Ecosystem integration. Criterion adapter for automatic hardware-counter enrichment of benchmark results. cargo-symbiotic subcommand for one-shot profiling of any binary or test. Integration with tracing spans so existing instrumented code gets PMU attribution without source changes.
CI/CD and regression detection. Machine-readable profile output (JSON, protobuf) suitable for ingestion by CI systems. Diff mode: compare two .symbiot traces and surface regressions in IPC, cache miss rate, or branch misprediction at the source-line level. Threshold-based assertions (assert_ipc!(region, >= 2.0)) for performance-gated CI pipelines.

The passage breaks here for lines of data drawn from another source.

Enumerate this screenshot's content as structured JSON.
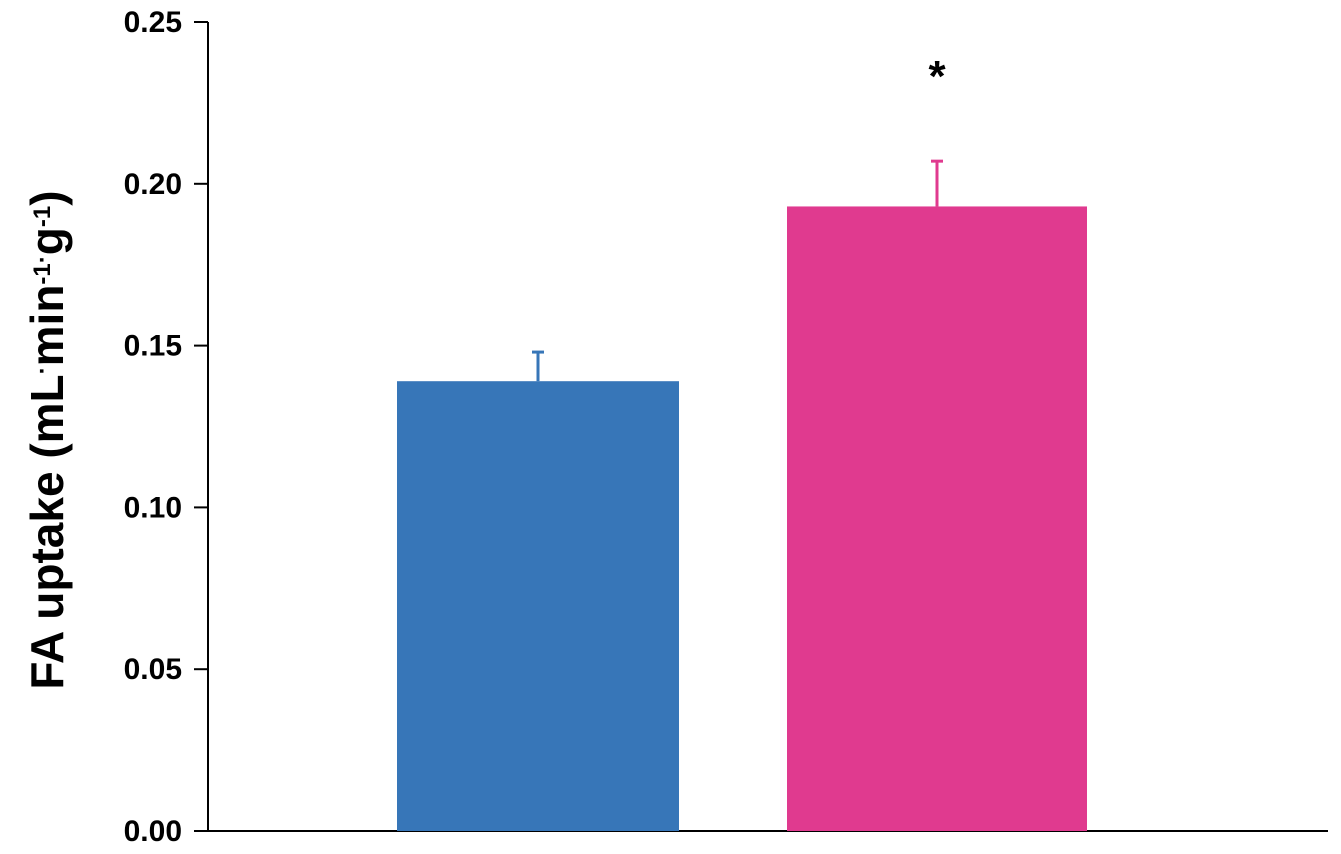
{
  "chart_data": {
    "type": "bar",
    "title": "",
    "ylabel": {
      "parts": [
        {
          "text": "FA uptake (mL",
          "sup": false
        },
        {
          "text": "·",
          "sup": true
        },
        {
          "text": "min",
          "sup": false
        },
        {
          "text": "-1",
          "sup": true
        },
        {
          "text": "·",
          "sup": true
        },
        {
          "text": "g",
          "sup": false
        },
        {
          "text": "-1",
          "sup": true
        },
        {
          "text": ")",
          "sup": false
        }
      ]
    },
    "xlabel": "",
    "ylim": [
      0,
      0.25
    ],
    "yticks": [
      "0.00",
      "0.05",
      "0.10",
      "0.15",
      "0.20",
      "0.25"
    ],
    "bars": [
      {
        "value": 0.139,
        "error": 0.009,
        "color": "#3776b8",
        "annotation": ""
      },
      {
        "value": 0.193,
        "error": 0.014,
        "color": "#e03a8f",
        "annotation": "*"
      }
    ],
    "grid": false,
    "legend": "none"
  }
}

Profile-guided development. IDE integration beyond VS Code: per-line hardware counters displayed inline in the editor during development. Persistent profile database across runs for trend analysis. Correlation of profile data with git blame to attribute regressions to specific commits.
Platform and architecture. Full aarch64 PMU support (ARMv8.1+ SPE for precise memory sampling). macOS kperf backend for Apple Silicon. Cross-platform fallback mode (wall time + allocation tracking) for environments without PMU access.
Deeper kernel visibility. Per-syscall latency histograms with automatic slow-path detection. IRQ and softirq stolen-time attribution to specific code regions. NUMA topology-aware memory placement analysis.
Allocation profiling. Integration with jemalloc's prof facility for heap flamegraphs. Per-region allocation rate tracking with leak detection heuristics. Object lifetime analysis for identifying unnecessary clones.
Dual-licensed under MIT and Apache 2.0.